Mass Balance Dynamics and Risk Assessment of Herbicide in steep-slope Highland Maize Agroecosystems
摘要
This study investigated the occurrence, environmental fate, and risk implications of atrazine, glyphosate, and its primary metabolite aminomethyl phosphonic acid (AMPA) in a maize-based highland agriculture in northern Thailand. Soil samples were collected from five slope transects during wet and dry seasons and analyzed using LC-MS and HPLC-FLD. An integrated framework combining mass balance analysis, multi-year accumulation modeling, slope-concentration regression, and probabilistic Monte Carlo simulations was applied.
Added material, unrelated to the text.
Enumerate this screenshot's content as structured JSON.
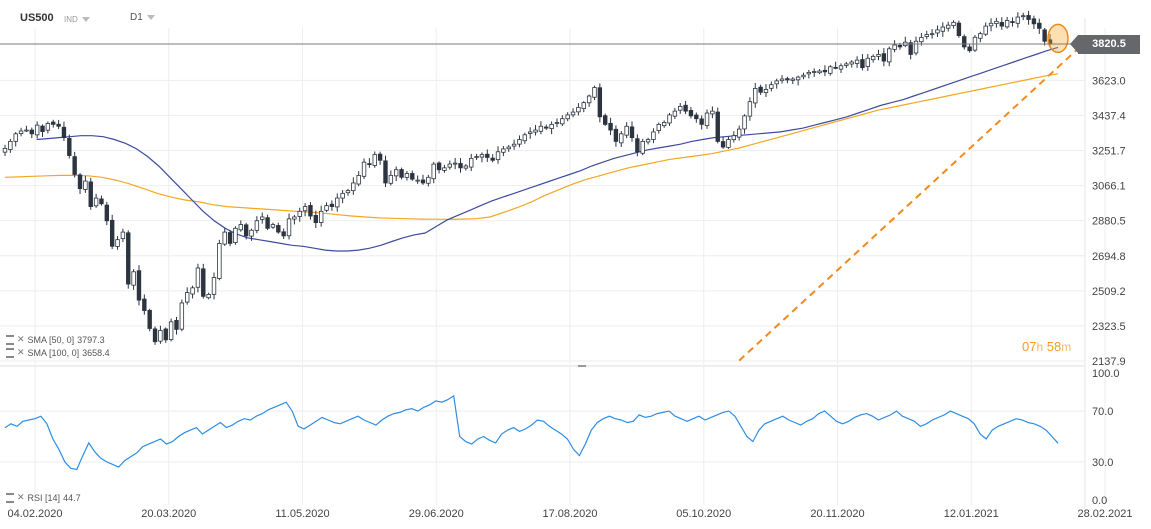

AMPA was detected in 92% of samples and dominated soil residue profiles, consistently exceeding parent glyphosate concentrations. Herbicide concentrations were significantly higher during the wet season and increased with slope gradient; atrazine concentrations rose by 1.78-fold per 5% slope increment. Mass balance analysis revealed that > 99% of applied atrazine and glyphosate dissipated within a single growing season, whereas AMPA accumulated over time, approaching pseudo-steady state within five years. Scenario analysis indicated that moderate intensification of glyphosate application (1.5-2X current rates) could increase long-term AMPA concentrations by 1.5-2.0-fold within 15–20 years. Probabilistic risk assessment demonstrated negligible ecological and non-carcinogenic human health risks under current conditions. Atrazine dominated ecological risk due to its lower toxicity threshold, while AMPA was the primary contributor to uncertainty due to its persistence and limited compound-specific toxicological data. These findings highlight the critical role of slope and seasonal rainfall in controlling herbicide transport and dissipation in tropical highland systems. They further emphasize the need for AMPA-specific toxicological characterization, slope-targeted mitigation measures, and adaptive risk governance frameworks capable of addressing long-term accumulation under potential agricultural intensification.